I would have thought that you would have considered it beneath Patti, since it's just a revival and she's not originating the part.
"TheatreDiva90016 - another good reason to frequent these boards less."<<>>
“I hesitate to give this line of discussion the validation it so desperately craves by perpetuating it, but the light from logic is getting further and further away with your every successive post.” <<>>
-whatever2
Ever since Streisand was cast in the movie, the myth of the desirability of a "Younger Dolly" has been much overplayed. Yes, Dolly Gallagher was younger than Ephraim Levi when they were married, but she is no longer.
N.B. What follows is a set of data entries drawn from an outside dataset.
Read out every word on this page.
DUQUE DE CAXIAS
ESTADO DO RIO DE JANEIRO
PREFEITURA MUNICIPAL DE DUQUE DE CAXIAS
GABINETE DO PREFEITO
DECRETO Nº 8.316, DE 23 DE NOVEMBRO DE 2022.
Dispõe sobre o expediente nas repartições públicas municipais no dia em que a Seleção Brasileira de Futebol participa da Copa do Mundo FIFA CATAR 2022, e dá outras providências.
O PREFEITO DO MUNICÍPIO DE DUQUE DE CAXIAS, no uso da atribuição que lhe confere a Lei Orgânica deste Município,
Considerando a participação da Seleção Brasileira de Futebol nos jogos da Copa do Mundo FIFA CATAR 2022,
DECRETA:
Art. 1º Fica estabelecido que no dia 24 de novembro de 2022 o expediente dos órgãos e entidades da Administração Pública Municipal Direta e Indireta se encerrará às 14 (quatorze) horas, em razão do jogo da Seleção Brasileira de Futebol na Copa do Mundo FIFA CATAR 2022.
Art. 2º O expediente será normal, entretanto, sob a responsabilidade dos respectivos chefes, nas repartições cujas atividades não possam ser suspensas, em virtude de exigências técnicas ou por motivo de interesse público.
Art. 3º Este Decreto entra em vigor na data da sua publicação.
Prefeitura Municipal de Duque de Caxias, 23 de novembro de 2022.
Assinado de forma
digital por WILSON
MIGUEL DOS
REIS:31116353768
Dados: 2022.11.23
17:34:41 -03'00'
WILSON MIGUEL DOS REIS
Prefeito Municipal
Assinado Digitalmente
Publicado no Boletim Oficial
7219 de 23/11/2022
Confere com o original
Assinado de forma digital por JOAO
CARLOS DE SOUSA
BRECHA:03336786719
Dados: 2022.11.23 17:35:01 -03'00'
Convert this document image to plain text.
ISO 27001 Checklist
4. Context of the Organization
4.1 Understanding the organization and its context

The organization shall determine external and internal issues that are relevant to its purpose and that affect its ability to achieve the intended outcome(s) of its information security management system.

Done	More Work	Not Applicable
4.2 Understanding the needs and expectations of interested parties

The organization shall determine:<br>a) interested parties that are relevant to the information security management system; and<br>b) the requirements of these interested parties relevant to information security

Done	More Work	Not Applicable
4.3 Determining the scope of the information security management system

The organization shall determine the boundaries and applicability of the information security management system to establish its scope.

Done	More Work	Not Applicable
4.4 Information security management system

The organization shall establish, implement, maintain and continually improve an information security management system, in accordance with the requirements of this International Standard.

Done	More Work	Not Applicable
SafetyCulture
More to the point, the play depends on contrasts (and similarities) between the romantic desires of the younger characters (Irene, Minnie Fay, Barnaby, Cornelius, Ermengarde and Ambrose) and the older ones: Horace and Dolly.
The idea of an older widower wishing to marry a young girl was a staple of stage comedies going back to the commedia dell'arte. Just seeing an older man wishing to wed a young woman created an instant comic tension ("Oh, no! She should marry that nice young man who loves her!") that always led to a happy resolution.
It's the same young lovers/old lovers dynamic that can be seen in A Little Night Music...and hundreds of other romantic-comedy plots. But one group of lovers has to be YOUNGER and one has to be OLDER.
So if Dolly is young or sexy, the point is lost. Why should Horace want Ernestina over a Younger Dolly?
This was true going back to The Matchmaker, which starred the 59-year-old Ruth Gordon on Broadway and the 57-year-old Shirley Booth in the movie, and The Merchant of Yonkers, which starred the 55-year-old Jane Cowl. (Those ages were all reported as younger in a similar thread here a few months ago, but I just checked them.)
One has only to watch the amazing Pearly Bailey do the speech to Ephraim before "Before the Parade Passes By" to understand that the character of Dolly MUST be a middle-aged woman asking for a second-chance at happiness before she becomes an older woman.
And as for Patti being too brash, that's just silly. Horace refers to her as a "damned exasperating woman." They almost called the musical that.
There isn't an actress on Broadway woman more exasperating than Patti LuPone.